The Ravens offense finished 17th in the NFL in yards per game (347.7) and 21st in points per game (21.4) despite passing the ball a league-leading 679 times. An inability to establish or stick to the run contributed to Trestman's undoing. Some of the problems in the running game persisted under Mornhinweg, as did a lack of execution in hitting on big plays down the field.

Ravens quarterback Joe Flacco criticized Mornhinweg's game plan as too conservative in a home victory over the Cincinnati Bengals on Nov. 27. Three weeks later, Harbaugh rebuked Mornhinweg's decision to have Flacco pass the ball with the Ravens in control in the fourth quarter in a game against the Philadelphia Eagles. Flacco was intercepted, accelerating the Eagles' comeback and leading Harbaugh to later call the decision the "all-time worst [play] call."

However, Harbaugh believes that the Ravens made progress offensively as the season went on and he wanted to stay the course. He still believes the West Coast offense is the best-suited attack for Flacco's skill set, and he thinks a little continuity at the play-caller spot will be beneficial.

"I'm excited about where we're going, because I believe that we're going to be physical. I believe that we're going to run good, solid concepts that Joe can execute efficiently," Harbaugh said. "I believe, within that system, there's room for a lot of creativity. That's what we have to chase."

Harbaugh acknowledged that Mornhinweg and the rest of the coaching's staff's "job one" is improving the play of Flacco, who is coming off one of the worst seasons of his nine-year career. Flacco threw 15 interceptions and finished with an 83.5 quarterback rating, which ranked 24th in the NFL.

"It does start with Joe. It starts with your quarterback. We need our quarterback to be playing at a level that changes the game in positive ways for us and makes a big difference," Harbaugh said. "There are ways for Joe to play better, and he and I talked about that at length" Monday.

Harbaugh said he has started the process of hiring a quarterbacks coach, who will work hand-in-hand with Flacco and Mornhinweg and try to add more creativity to the offense. The head coach also emphasized the team needs to make several offensive additions in either the draft or free agency.


He would like to add a speedy running back and a quality possession receiver, and solidify the offensive line. He expects a greater commitment to the running game, which has often been ignored the past two seasons. The Ravens set a franchise low in carries in each of the past two years.
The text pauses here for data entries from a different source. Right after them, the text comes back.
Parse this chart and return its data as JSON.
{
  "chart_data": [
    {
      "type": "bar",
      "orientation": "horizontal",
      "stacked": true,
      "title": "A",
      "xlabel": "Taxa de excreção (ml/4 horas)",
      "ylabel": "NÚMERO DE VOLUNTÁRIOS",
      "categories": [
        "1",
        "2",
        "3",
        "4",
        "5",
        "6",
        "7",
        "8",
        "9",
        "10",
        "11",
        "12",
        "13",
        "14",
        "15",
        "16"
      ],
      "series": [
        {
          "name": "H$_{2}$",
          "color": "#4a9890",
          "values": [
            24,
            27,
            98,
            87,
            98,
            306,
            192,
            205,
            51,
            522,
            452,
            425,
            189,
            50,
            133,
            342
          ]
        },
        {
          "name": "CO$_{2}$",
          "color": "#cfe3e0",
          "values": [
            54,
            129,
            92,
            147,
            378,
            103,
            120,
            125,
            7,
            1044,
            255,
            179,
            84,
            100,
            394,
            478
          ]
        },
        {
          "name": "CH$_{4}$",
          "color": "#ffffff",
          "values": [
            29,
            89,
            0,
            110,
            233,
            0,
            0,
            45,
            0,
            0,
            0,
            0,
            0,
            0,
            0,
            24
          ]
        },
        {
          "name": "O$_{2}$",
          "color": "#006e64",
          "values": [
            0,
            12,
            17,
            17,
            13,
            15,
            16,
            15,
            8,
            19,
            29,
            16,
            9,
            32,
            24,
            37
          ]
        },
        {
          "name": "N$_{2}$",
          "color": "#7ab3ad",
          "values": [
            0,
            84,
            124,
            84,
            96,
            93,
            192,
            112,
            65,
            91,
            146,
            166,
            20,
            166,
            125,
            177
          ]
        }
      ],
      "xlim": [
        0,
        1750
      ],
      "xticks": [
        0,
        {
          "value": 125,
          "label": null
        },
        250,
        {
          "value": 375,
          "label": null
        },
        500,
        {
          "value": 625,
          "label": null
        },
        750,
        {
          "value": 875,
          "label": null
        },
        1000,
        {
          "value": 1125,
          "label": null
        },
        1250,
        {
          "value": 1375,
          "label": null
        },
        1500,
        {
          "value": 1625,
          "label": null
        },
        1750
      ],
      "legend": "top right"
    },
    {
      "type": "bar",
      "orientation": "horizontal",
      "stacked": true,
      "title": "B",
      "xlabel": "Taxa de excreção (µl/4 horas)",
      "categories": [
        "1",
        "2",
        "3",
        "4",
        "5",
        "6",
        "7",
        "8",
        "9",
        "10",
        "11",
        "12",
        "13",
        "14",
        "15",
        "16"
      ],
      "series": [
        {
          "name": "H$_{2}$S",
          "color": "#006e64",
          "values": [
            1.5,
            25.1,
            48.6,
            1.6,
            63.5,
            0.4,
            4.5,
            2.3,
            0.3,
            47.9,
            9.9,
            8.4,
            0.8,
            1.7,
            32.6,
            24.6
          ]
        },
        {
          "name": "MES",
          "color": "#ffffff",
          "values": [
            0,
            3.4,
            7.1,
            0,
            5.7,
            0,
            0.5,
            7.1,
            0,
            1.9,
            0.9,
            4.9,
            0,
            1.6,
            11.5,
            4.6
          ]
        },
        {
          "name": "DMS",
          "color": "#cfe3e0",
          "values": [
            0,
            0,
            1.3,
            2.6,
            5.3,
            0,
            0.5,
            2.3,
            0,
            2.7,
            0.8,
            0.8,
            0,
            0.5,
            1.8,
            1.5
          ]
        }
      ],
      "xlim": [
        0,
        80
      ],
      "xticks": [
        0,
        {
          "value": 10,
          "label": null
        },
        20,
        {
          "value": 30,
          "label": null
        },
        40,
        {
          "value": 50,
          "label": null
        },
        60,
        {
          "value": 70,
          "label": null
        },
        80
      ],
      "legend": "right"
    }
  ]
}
"Marty believes in running the football, and I believe in running the football," Harbaugh said. "We have not run the football well enough or enough, really, for the last two years. That has to change. I think it goes hand in hand [with] being good at it and doing it a lot more than we do it."

A day earlier, Flacco and other Ravens, including standout guard Marshal Yanda, acknowledged that they'd like to run the ball more. Flacco also said he didn't anticipate any changes at the offensive coordinator spot. At the time, it sounded as if he were avoiding a topic that he's surely grown weary of talking about in recent years.

As it turns out, Flacco was exactly right, and it's now on Harbaugh and Mornhinweg to make it work.

"My heart, my gut and my head says this is the best way to go," Harbaugh said.